Some fans were lucky enough to make it to both shows. Pearl Jam is renowned for never playing the same setlist twice. Eddie Vedder chooses the songs he feels suit the occasion not long before each show. The randomness of live material makes it all the more fun for those fans who follow the band around the country, seeing multiple shows.
Whilst there were major differences in the two setlists, each more than 30 tracks strong, fans that only made it to one of the nights still got to hear the big hits, such as “Jeremy” and “Better Man” amongst others.
Monday night’s setlist covered some of the bands’ classic songs, incorporating “Even Flow,” “Alive,” and “Yellow Ledbetter” as well their covers of Neil Young’s “Rockin’ In The Free World” and Wayne Cochran’s “Last Kiss.” Also thrown into the mix were songs spanning almost every album from their entire back catalog.
The sheer passion and enthusiasm of the band were clearly visible for all to see as they lapped up the atmosphere. Vedder often looked lost in the music, even paying homage to his hero, Pete Townsend, windmilling on his guitar during “Better Man.” Emotions seemed to be running high both on and off the stage, causing Vedder to stop their performance of “Lukin” to get security to intervene with a situation brewing in the General Admission pit. After this interlude, they made sure to finish their song, before going straight into the aptly timed “Mind Your Manners.”
The show went on for more than three hours, with neither the band nor the audience waning once. Rock concerts typically flow through peaks and troughs as the band changes the pace of the music. This was not the case with Pearl Jam. The energy level remained high with the excitement of hearing songs seldom performed to their biggest hits. The night included a guest appearance by Dennis Rodman, who joined them on stage as they sang “Black, Red, Yellow,” lifting Vedder up into his arms as he sang.
Wrigley also had the pleasure of seeing Stone Gossard get behind the microphone to take over the vocals for “Don’t Gimme No Lip,” which was warmly received by the ecstatic crowd.
Throughout the night, Mike McCready helped to bring the songs alive with his guitar work and in particular his solos, which, as usual, demonstrated his emotion and technicality along with some raw power. The huge stage was not big enough to contain him, as he jumped down to the pit to be closer to the audience during his “Even Flow” solo.

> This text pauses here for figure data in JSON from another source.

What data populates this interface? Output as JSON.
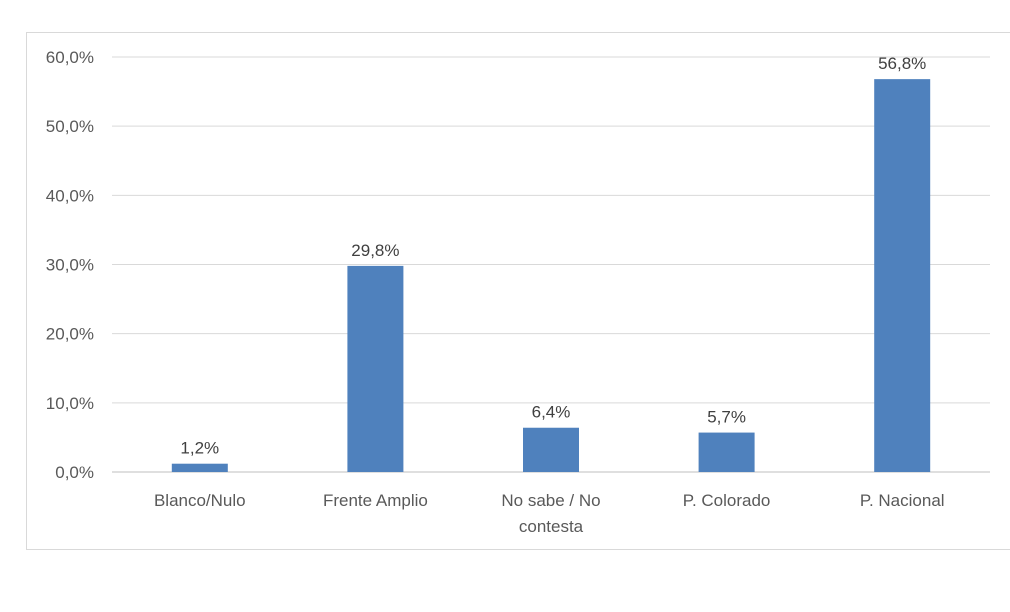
{
  "chart_data": {
    "type": "bar",
    "categories": [
      "Blanco/Nulo",
      "Frente Amplio",
      "No sabe / No contesta",
      "P. Colorado",
      "P. Nacional"
    ],
    "category_lines": [
      [
        "Blanco/Nulo"
      ],
      [
        "Frente Amplio"
      ],
      [
        "No sabe / No",
        "contesta"
      ],
      [
        "P. Colorado"
      ],
      [
        "P. Nacional"
      ]
    ],
    "values": [
      1.2,
      29.8,
      6.4,
      5.7,
      56.8
    ],
    "data_labels": [
      "1,2%",
      "29,8%",
      "6,4%",
      "5,7%",
      "56,8%"
    ],
    "ylim": [
      0,
      60
    ],
    "yticks": [
      0,
      10,
      20,
      30,
      40,
      50,
      60
    ],
    "ytick_labels": [
      "0,0%",
      "10,0%",
      "20,0%",
      "30,0%",
      "40,0%",
      "50,0%",
      "60,0%"
    ],
    "title": "",
    "xlabel": "",
    "ylabel": "",
    "grid": true,
    "legend": "none",
    "bar_color": "#4f81bd",
    "grid_color": "#d9d9d9"
  }
}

Underpinning every song, as always, was the rock solid foundation of Jeff Ament and Matt Cameron, ably supported by Boom Gaspar, who added an extra dimension on keys.
While Pearl Jam is a band who came out of the Seattle scene in the nineties, there has always been a deep bond with Chicago due to Vedder being born in the city and his love of all things Chicago and the local sports team. His particular fondness for the Cubs makes a Pearl Jam performance at Wrigley Field feel all the more special.
As the tour is coming to a close, with only two dates left, tickets will be difficult to find. If you are lucky enough to be attending either show, you are in for a treat.